In a world where the West is increasingly unwilling to be associated with autocrats, why does the West engage with and fund Hun Sen? He gets to balance the West against China, gain the legitimacy of visiting heads of state, and use the vast amounts of international investment as a patronage fund for his cronies.
First, the international community can avoid discussion that UNTAC’s democratic mission was a failure. The narrative is not that the UN tried to make Cambodia a democracy and failed, but rather that it tried to make Cambodia a democracy and is still trying. The UN summarizes UNTAC as “in one of its most complex operations, the United Nations in Cambodia oversaw a transition that led to the restoration of civil rule.” That is a spectacular political spin—entirely true and yet missing the point.
A second reason is that the West is able to cleanse itself of responsibility for the Khmer Rouge.
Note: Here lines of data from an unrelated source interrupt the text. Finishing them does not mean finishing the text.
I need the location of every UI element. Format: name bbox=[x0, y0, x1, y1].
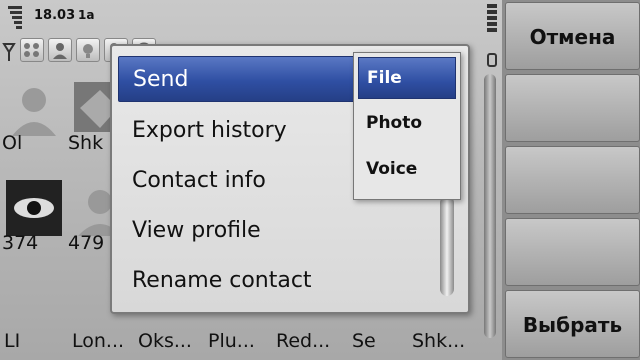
battery-icon bbox=[487, 4, 497, 67]
avatar bbox=[12, 88, 56, 136]
softkey-empty bbox=[505, 74, 640, 142]
cancel-button-label: Отмена bbox=[529, 25, 616, 49]
submenu-item-label: Photo bbox=[366, 113, 423, 133]
contact-name[interactable]: Se bbox=[352, 330, 376, 352]
select-button-label: Выбрать bbox=[522, 313, 623, 337]
contact-name[interactable]: LI bbox=[4, 330, 20, 352]
menu-item-send[interactable]: Send bbox=[118, 56, 358, 102]
menu-item-label: View profile bbox=[132, 218, 261, 243]
cancel-button[interactable]: Отмена bbox=[505, 2, 640, 70]
contact-name: Ol bbox=[2, 132, 23, 154]
menu-item-label: Contact info bbox=[132, 168, 266, 193]
menu-scrollbar[interactable] bbox=[440, 196, 454, 296]
status-icon[interactable] bbox=[76, 38, 100, 62]
status-bar: 18.03 1a bbox=[0, 0, 500, 67]
contact-cell[interactable]: 374 bbox=[0, 172, 64, 260]
contact-cell[interactable]: Ol bbox=[0, 72, 64, 160]
menu-item-label: Rename contact bbox=[132, 268, 312, 293]
contact-name[interactable]: Plu... bbox=[208, 330, 255, 352]
submenu-item-voice[interactable]: Voice bbox=[358, 149, 456, 191]
contact-name[interactable]: Lon... bbox=[72, 330, 124, 352]
softkey-empty bbox=[505, 146, 640, 214]
contact-name[interactable]: Red... bbox=[276, 330, 330, 352]
user-icon[interactable] bbox=[48, 38, 72, 62]
signal-strength-icon bbox=[8, 6, 22, 29]
avatar bbox=[6, 180, 62, 236]
menu-item-view-profile[interactable]: View profile bbox=[118, 208, 458, 254]
contact-name: 374 bbox=[2, 232, 39, 254]
contact-name[interactable]: Oks... bbox=[138, 330, 192, 352]
submenu-item-label: File bbox=[367, 68, 402, 88]
clock: 18.03 bbox=[34, 8, 76, 23]
select-button[interactable]: Выбрать bbox=[505, 290, 640, 358]
softkey-empty bbox=[505, 218, 640, 286]
send-submenu: File Photo Voice bbox=[353, 52, 461, 200]
grid-scrollbar[interactable] bbox=[484, 74, 496, 338]
network-indicator: 1a bbox=[78, 8, 95, 22]
submenu-item-photo[interactable]: Photo bbox=[358, 103, 456, 145]
submenu-item-label: Voice bbox=[366, 159, 418, 179]
softkey-panel: Отмена Выбрать bbox=[502, 0, 640, 360]
all-contacts-icon[interactable] bbox=[20, 38, 44, 62]
menu-item-label: Export history bbox=[132, 118, 287, 143]
submenu-item-file[interactable]: File bbox=[358, 57, 456, 99]
menu-item-rename-contact[interactable]: Rename contact bbox=[118, 258, 458, 304]
contact-name[interactable]: Shk... bbox=[412, 330, 465, 352]
antenna-icon bbox=[2, 43, 16, 61]
menu-item-label: Send bbox=[133, 67, 189, 92]
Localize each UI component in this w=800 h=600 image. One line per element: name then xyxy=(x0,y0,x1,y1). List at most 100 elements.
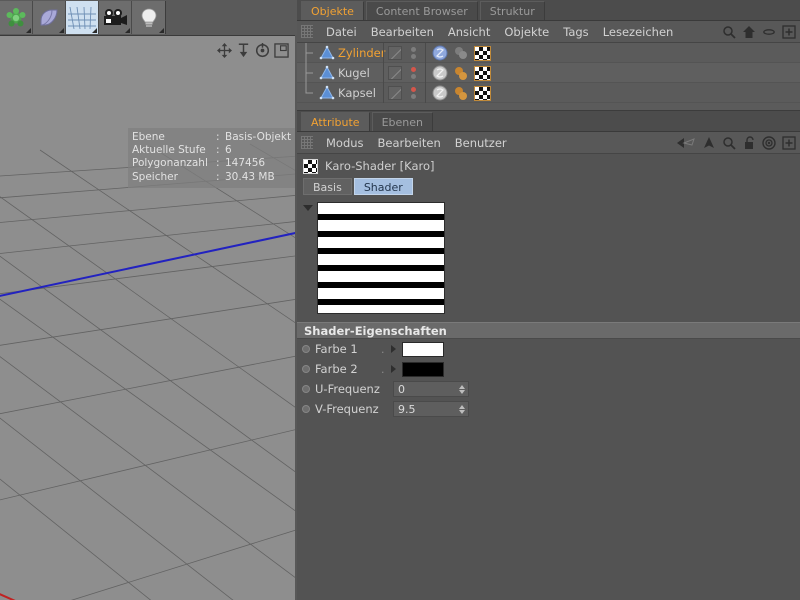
panel-grip-icon[interactable] xyxy=(301,136,313,149)
up-arrow-icon[interactable] xyxy=(702,136,716,150)
maximize-icon[interactable] xyxy=(274,43,289,58)
scale-icon[interactable] xyxy=(236,43,251,58)
no-edit-icon[interactable] xyxy=(388,86,402,100)
search-icon[interactable] xyxy=(722,25,736,39)
editor-visibility-dot[interactable] xyxy=(411,87,416,92)
animation-dot-icon[interactable] xyxy=(302,405,310,413)
subtab-shader[interactable]: Shader xyxy=(353,178,413,195)
menu-objekte[interactable]: Objekte xyxy=(497,21,556,43)
material-tag-icon[interactable] xyxy=(432,45,448,61)
checker-shader-tag-icon[interactable] xyxy=(474,65,491,81)
menu-tags[interactable]: Tags xyxy=(556,21,595,43)
menu-benutzer[interactable]: Benutzer xyxy=(448,132,514,154)
menu-lesezeichen[interactable]: Lesezeichen xyxy=(596,21,681,43)
table-row[interactable]: Kapsel xyxy=(297,82,800,103)
back-arrow-icon[interactable] xyxy=(676,136,696,150)
visibility-dots[interactable] xyxy=(408,47,419,59)
tab-attribute[interactable]: Attribute xyxy=(301,112,370,131)
property-label: U-Frequenz xyxy=(315,382,380,396)
animation-dot-icon[interactable] xyxy=(302,345,310,353)
tool-corner-marker xyxy=(159,28,164,33)
home-icon[interactable] xyxy=(742,25,756,39)
light-icon xyxy=(141,8,156,27)
attribute-manager-tabbar: Attribute Ebenen xyxy=(297,111,800,132)
subtab-basis[interactable]: Basis xyxy=(303,178,352,195)
camera-icon-button[interactable] xyxy=(99,1,132,34)
menu-modus[interactable]: Modus xyxy=(319,132,371,154)
nurbs-icon-button[interactable] xyxy=(33,1,66,34)
table-row[interactable]: Zylinder xyxy=(297,42,800,63)
light-icon-button[interactable] xyxy=(132,1,165,34)
editor-visibility-dot[interactable] xyxy=(411,47,416,52)
tab-ebenen[interactable]: Ebenen xyxy=(371,112,433,131)
menu-bearbeiten[interactable]: Bearbeiten xyxy=(364,21,441,43)
tree-line-icon xyxy=(305,42,313,63)
add-icon[interactable] xyxy=(782,25,796,39)
tree-branch xyxy=(297,62,319,83)
add-icon[interactable] xyxy=(782,136,796,150)
animation-dot-icon[interactable] xyxy=(302,365,310,373)
nurbs-icon xyxy=(40,9,58,25)
render-visibility-dot[interactable] xyxy=(411,54,416,59)
deformer-icon xyxy=(68,6,96,29)
object-tags xyxy=(425,43,491,63)
secondary-tag-icon[interactable] xyxy=(453,85,469,101)
checker-shader-tag-icon[interactable] xyxy=(474,85,491,101)
editor-visibility-dot[interactable] xyxy=(411,67,416,72)
panel-grip-icon[interactable] xyxy=(301,25,313,38)
tool-corner-marker xyxy=(92,28,97,33)
tab-content-browser[interactable]: Content Browser xyxy=(365,1,478,20)
color-swatch-farbe1[interactable] xyxy=(402,341,444,357)
render-visibility-dot[interactable] xyxy=(411,74,416,79)
tool-corner-marker xyxy=(59,28,64,33)
menu-bearbeiten[interactable]: Bearbeiten xyxy=(371,132,448,154)
object-name-zylinder[interactable]: Zylinder xyxy=(338,46,385,60)
material-tag-icon[interactable] xyxy=(432,65,448,81)
color-swatch-farbe2[interactable] xyxy=(402,361,444,377)
object-name-kugel[interactable]: Kugel xyxy=(338,66,370,80)
primitives-icon-button[interactable] xyxy=(0,1,33,34)
menu-datei[interactable]: Datei xyxy=(319,21,364,43)
property-label: Farbe 2 xyxy=(315,362,358,376)
tab-struktur[interactable]: Struktur xyxy=(479,1,545,20)
visibility-dots[interactable] xyxy=(408,67,419,79)
checker-shader-tag-icon[interactable] xyxy=(474,45,491,61)
left-pane: Ebene : Basis-Objekt Aktuelle Stufe : 6 … xyxy=(0,0,297,600)
stepper-icon[interactable] xyxy=(459,404,465,414)
object-type-icon xyxy=(319,65,335,79)
3d-viewport[interactable]: Ebene : Basis-Objekt Aktuelle Stufe : 6 … xyxy=(0,35,295,600)
render-visibility-dot[interactable] xyxy=(411,94,416,99)
v-frequenz-input[interactable]: 9.5 xyxy=(393,401,469,417)
secondary-tag-icon[interactable] xyxy=(453,45,469,61)
search-icon[interactable] xyxy=(722,136,736,150)
material-tag-icon[interactable] xyxy=(432,85,448,101)
chevron-down-icon[interactable] xyxy=(303,205,313,211)
rotate-icon[interactable] xyxy=(255,43,270,58)
stepper-icon[interactable] xyxy=(459,384,465,394)
chevron-right-icon[interactable] xyxy=(391,345,396,353)
visibility-dots[interactable] xyxy=(408,87,419,99)
info-key: Ebene xyxy=(132,131,165,143)
object-name-kapsel[interactable]: Kapsel xyxy=(338,86,376,100)
property-dots: . xyxy=(381,342,385,356)
chevron-right-icon[interactable] xyxy=(391,365,396,373)
tab-objekte[interactable]: Objekte xyxy=(301,1,364,20)
animation-dot-icon[interactable] xyxy=(302,385,310,393)
eye-icon[interactable] xyxy=(762,25,776,39)
target-icon[interactable] xyxy=(762,136,776,150)
move-icon[interactable] xyxy=(217,43,232,58)
deformer-icon-button[interactable] xyxy=(66,1,99,34)
shader-preview[interactable] xyxy=(317,202,445,314)
tree-branch xyxy=(297,42,319,63)
no-edit-icon[interactable] xyxy=(388,46,402,60)
lock-icon[interactable] xyxy=(742,136,756,150)
object-manager-list[interactable]: Zylinder Kugel Kapsel xyxy=(297,42,800,111)
secondary-tag-icon[interactable] xyxy=(453,65,469,81)
stripe-pattern xyxy=(318,203,444,313)
u-frequenz-input[interactable]: 0 xyxy=(393,381,469,397)
table-row[interactable]: Kugel xyxy=(297,62,800,83)
object-tags xyxy=(425,63,491,83)
no-edit-icon[interactable] xyxy=(388,66,402,80)
menu-ansicht[interactable]: Ansicht xyxy=(441,21,497,43)
info-value: 30.43 MB xyxy=(225,170,275,183)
When the United States started bombing Cambodia in 1969, the Khmer Rouge were a minor insurgency on the Vietnamese border. It was the US-backed bombing as well as a US-backed coup in 1970 that turned them into a national threat. Throughout the Khmer Rouge’s reign, the United States denied the genocide was taking place. The international community even backed the Khmer Rouge holding its UN seat until 1993 long after their crimes had been proven.
This paradox is not necessarily a bad thing. Cambodia is a development miracle and its people, horrifically treated throughout their history, have been able to enjoy a remarkably peaceful and prosperous period over the past 30 years. By the standards of Khmer history, their current government is democratic, tolerant, and no more corrupt than its predecessors and it has also heralded an economic golden age. So if the West is prepared to hold its nose on democratic issues, perhaps Cambodia is a model of how international aid can achieve success in dictatorships.
In September 2022, the Khmer Rouge Tribunal concluded its work, upholding a conviction for crimes against humanity against the former Khmer Rouge PM, Khieu Samphan. The tribunal, which was founded 2006, has been notoriously slow in its work and was only able to serve justice to five of the Khmer Rouge’s leaders. The past 30 years have been about Cambodia coming to terms with its history and beginning to recover. Let us hope that the next 30 will be about charting a new path as a young nation.